Tribulus Terrestris ist als Pflanzenwirkstoff ein Produkt ohne Nebenwirkungen, da auf natürliche Art die körperliche Hormonproduktion angeregt wird.
Also zusammenfassend ist zu sagen, dass Tribulus Terrestris das Immunsystem stärkt, die Ausdauer und das Muskelwachstum steigert, Cholesterinspiegel senkt und Gewebewasserspeicherung reduziert.
Um eine konstant hohe Ausschüttung von Testosteron zu erlangen, sollte die Einnahme über den Tag verteilt stattfinden. Und bereits nach einer Woche kann sich der Testosteronspiegel um 70% erhöhen. Somit sind auch sofort die Ergebnisse bemerkbar.

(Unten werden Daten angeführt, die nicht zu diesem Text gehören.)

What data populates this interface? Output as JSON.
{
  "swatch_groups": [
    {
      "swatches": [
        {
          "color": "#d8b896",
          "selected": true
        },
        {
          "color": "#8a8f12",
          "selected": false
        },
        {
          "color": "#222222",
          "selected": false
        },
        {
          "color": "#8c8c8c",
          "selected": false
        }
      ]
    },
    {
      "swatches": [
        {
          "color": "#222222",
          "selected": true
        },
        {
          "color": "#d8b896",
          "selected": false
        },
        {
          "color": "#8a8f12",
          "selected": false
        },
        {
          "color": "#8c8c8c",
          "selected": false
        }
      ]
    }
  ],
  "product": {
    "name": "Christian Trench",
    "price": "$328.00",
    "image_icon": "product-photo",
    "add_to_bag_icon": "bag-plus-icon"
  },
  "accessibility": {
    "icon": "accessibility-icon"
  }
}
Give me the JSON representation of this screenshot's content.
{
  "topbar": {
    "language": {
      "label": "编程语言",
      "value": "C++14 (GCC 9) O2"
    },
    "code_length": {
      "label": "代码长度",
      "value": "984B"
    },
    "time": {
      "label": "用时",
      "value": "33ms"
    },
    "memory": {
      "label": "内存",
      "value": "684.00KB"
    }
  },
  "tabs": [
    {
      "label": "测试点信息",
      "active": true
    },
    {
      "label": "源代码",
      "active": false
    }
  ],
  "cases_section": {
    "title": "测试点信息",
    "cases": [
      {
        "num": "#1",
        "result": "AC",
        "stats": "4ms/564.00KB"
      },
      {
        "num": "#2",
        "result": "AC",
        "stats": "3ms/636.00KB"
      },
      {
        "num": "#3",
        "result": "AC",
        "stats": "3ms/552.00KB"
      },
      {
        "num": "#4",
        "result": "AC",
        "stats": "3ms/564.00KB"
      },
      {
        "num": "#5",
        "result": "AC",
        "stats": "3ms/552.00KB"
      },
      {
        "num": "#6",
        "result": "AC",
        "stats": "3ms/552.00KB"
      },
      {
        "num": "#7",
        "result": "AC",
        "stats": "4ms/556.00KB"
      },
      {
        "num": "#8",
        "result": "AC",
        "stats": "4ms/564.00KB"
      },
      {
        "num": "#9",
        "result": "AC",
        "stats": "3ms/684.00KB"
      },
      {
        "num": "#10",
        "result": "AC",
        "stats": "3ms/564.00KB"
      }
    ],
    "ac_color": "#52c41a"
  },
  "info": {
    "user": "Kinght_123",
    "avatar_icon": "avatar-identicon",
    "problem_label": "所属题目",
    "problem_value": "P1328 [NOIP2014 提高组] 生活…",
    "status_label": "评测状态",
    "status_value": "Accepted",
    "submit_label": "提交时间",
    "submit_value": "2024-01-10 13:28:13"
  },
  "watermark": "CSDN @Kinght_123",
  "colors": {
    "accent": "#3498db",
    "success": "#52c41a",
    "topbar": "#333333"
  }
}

Der große Vorteil gegenüber Steroiden liegt darin, dass kein fremdes synthetisches Hormon verabreicht wird, sondern die körpereigene Produktion stimuliert wird.
Aber alle Studien die Leistungssteigerung hervorhoben wurden nur von der Industrie veröffentlicht und nie in der Fachpresse. Die sexuelle Wirkung hingegen gilt als bewiesen!